Tuesday, September 26, 2000 2:53 PM
I was here for a month before I was told that it had rained. I blinked and I missed it. What I did see was a light mist that made the air slightly damp, but which didn't reach the ground before evaporating. I would get wetter than that by spitting into a strong wind. Then some people complained that it was a cold day. Cold, in that sense, means that I perspire slightly less while I'm walking around outside.
Venice beach continues to amuse me, and I visit it often. I saw a sign that said "Female drummer". Just in case it wasn't obvious from her appearance, I suppose, or if the crowd were so thick (literally, not figuratively, speaking) that one had only sound and no sight of her.
The bus is another place for unusual sightings. I catch the bus every day to work. Owing to the traffic on the roads, the bus takes just as long as for me to walk there, but I arrive in air-conditioned comfort, and I have to walk only about three kilometres, instead of ten. My favourite commuter is the teenager whose hair is styled to resemble a jester's cap. All he needs to complete the image is to colour his hair yellow and red and attach some bells. He certainly enjoys the attention that he receives.
Other sightings from Venice beach include someone wearing a t-shirt with the caption "Who is John Galt?" on the front, and "Atlas Shrugged" on the back. Even given the title, there would be many people who would not know that the answer is contained in a book. It's not even a great book. A t-shirt is an unusual medium to broadcast the wearer's membership of an "elite" group. Literary exclusionism. Yay.
A different kind of exclusionism is the Palos Verdes estates. Three of us went to lunch at JP's home, which is at the top of a hill on the Palos Verdes peninsula. The view is magnificent, and even vacant blocks of land have an asking price that ends with six zeroes. Before lunch, we rode bicycles around some of the streets nearby. One person's front garden contained live peacocks. It's said that planting the right kind of plants will attract certain types of birds. That garden must contain the rare ferraro plant, but I didn't see it, despite the fact that the flowers seem to be always coloured red. In the suburbs where the rest of us live, the common fjord or holdon plant might attract the occasional squirrel.
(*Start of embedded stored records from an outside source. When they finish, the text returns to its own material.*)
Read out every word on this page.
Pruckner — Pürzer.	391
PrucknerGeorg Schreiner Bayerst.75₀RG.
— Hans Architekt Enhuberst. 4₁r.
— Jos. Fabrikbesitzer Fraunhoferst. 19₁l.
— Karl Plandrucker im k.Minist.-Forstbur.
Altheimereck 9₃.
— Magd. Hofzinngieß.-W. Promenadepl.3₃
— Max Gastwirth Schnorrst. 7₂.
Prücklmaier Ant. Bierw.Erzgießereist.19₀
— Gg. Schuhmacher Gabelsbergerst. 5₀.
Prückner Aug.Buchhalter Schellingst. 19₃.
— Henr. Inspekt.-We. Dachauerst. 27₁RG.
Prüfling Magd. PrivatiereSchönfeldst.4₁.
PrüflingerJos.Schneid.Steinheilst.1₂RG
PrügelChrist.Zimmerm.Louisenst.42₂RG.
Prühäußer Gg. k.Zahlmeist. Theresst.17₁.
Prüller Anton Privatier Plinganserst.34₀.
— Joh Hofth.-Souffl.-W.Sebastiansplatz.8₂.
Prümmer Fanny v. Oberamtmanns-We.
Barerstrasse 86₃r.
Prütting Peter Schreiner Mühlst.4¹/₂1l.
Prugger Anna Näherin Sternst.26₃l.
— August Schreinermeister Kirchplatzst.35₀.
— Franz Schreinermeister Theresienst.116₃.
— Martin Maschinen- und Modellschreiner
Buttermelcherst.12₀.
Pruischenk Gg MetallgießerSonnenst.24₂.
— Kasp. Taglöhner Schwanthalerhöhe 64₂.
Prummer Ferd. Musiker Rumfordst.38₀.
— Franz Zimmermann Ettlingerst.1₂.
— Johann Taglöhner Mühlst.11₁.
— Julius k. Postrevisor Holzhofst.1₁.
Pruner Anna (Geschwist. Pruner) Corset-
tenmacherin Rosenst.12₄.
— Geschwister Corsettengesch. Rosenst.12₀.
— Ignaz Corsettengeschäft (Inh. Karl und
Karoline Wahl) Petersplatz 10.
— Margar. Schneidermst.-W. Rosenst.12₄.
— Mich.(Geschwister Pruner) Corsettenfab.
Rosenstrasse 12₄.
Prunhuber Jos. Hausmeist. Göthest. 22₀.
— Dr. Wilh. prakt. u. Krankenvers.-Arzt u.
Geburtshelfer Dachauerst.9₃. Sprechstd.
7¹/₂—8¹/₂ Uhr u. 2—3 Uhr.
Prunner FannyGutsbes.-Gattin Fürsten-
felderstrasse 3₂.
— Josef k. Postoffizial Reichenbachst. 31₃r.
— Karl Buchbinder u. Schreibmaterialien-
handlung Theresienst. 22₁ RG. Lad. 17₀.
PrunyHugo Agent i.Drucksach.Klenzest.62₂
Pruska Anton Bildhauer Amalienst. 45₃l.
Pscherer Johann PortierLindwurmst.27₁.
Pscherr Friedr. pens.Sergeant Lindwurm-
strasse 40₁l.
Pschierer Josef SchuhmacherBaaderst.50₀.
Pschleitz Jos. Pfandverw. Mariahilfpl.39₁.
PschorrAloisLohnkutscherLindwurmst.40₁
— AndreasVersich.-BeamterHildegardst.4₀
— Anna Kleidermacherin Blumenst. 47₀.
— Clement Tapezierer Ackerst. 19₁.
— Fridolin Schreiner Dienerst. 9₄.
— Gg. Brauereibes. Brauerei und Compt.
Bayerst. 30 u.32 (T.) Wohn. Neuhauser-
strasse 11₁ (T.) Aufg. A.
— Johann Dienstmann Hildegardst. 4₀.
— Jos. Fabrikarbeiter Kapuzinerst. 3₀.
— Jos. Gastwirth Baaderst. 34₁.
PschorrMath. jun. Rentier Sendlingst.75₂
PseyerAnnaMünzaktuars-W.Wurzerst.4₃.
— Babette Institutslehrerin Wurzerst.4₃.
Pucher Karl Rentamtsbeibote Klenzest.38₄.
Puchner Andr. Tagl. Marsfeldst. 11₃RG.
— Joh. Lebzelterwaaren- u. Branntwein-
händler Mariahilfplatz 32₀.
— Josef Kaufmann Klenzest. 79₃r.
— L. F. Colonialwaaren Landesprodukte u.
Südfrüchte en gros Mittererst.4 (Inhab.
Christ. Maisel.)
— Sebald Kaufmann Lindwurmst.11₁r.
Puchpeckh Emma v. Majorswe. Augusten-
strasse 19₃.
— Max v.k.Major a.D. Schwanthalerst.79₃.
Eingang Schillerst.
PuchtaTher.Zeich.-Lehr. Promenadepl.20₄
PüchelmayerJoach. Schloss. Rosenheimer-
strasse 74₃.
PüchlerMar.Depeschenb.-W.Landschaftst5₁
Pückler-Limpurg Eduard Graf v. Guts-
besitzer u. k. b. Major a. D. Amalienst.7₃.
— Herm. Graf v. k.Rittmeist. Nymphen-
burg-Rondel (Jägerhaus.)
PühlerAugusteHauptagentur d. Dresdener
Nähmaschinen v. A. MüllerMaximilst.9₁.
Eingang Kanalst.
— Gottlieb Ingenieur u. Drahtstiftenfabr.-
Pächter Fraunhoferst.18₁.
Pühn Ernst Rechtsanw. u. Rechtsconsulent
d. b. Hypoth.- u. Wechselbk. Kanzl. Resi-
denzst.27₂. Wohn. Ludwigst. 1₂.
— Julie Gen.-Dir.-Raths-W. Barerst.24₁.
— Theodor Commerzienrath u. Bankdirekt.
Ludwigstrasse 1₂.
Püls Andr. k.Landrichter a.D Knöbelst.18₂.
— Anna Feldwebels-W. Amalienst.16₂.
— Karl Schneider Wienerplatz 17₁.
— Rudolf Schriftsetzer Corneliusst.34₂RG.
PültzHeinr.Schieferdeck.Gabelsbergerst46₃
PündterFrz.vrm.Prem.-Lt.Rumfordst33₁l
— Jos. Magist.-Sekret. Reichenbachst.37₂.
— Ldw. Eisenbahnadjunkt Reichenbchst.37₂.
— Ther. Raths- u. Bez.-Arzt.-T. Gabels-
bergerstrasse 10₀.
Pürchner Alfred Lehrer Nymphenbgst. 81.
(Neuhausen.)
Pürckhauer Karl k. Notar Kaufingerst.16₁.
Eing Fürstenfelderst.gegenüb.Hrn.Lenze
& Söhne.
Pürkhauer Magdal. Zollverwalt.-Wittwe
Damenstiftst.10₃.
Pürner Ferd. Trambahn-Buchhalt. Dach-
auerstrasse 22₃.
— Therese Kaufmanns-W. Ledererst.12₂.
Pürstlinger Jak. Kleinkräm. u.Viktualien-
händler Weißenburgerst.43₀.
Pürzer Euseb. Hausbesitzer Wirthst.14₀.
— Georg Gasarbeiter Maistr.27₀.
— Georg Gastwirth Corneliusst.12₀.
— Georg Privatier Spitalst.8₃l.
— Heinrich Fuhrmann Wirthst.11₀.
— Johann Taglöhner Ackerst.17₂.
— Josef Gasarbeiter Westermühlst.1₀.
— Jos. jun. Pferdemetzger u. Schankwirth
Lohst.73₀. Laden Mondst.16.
I'm sure that it is because I cut a fine figure on a bicycle, but I was attracting a number of looks while we were riding around. Or perhaps it was the fact that I was wearing jeans and big black boots, while the others were wearing shorts and sneakers. Then again, perhaps it was the fact that the others were obviously suffering from the heat and exertion, while I had barely raised a sweat. They should walk more. It has benefits. :-) I was Cool McCool. Danger is my business. They don't make cartoons like that anymore.
The apartment in which I am staying is part of a block which is like a hotel without the room service. It's called "corporate housing", and apart from checking in on arrival, and checking out on departure, it's like living at home. When I arrived, there was the seemingly usual comedy of errors. I'm sure that I attract things like this. It certainly makes for fun reading afterwards.
This routine began when I was told that there was no room at the inn. This kind of problem has existed for more than two thousand years. :-) Okay, so the original story is almost certainly a myth, but I will overlook that. Fortunately, though, the situation has improved since then, and I was placed in a hotel that is located conveniently across the road. I was even told that this happens a lot. Apparently, that particular establishment is routinely oversubscribed, and the neighbouring hotel is always the backup. I'm sure that the respective owners are pleased with the arrangement.
When I returned the next day, I spoke to someone else, who then assured me that there was no record of my reservation. Note for future reference: where possible, always speak to the same person. Eventually it was found and I checked in. Some days later, I found that my letterbox key didn't work (I don't expect too much mail). The following day, they replaced the key, which also didn't work. The day after that, they replaced the entire lock. That seemed to me to be a somewhat drastic solution, but it worked. As crises go, that's the worst of them so far. It could be worse.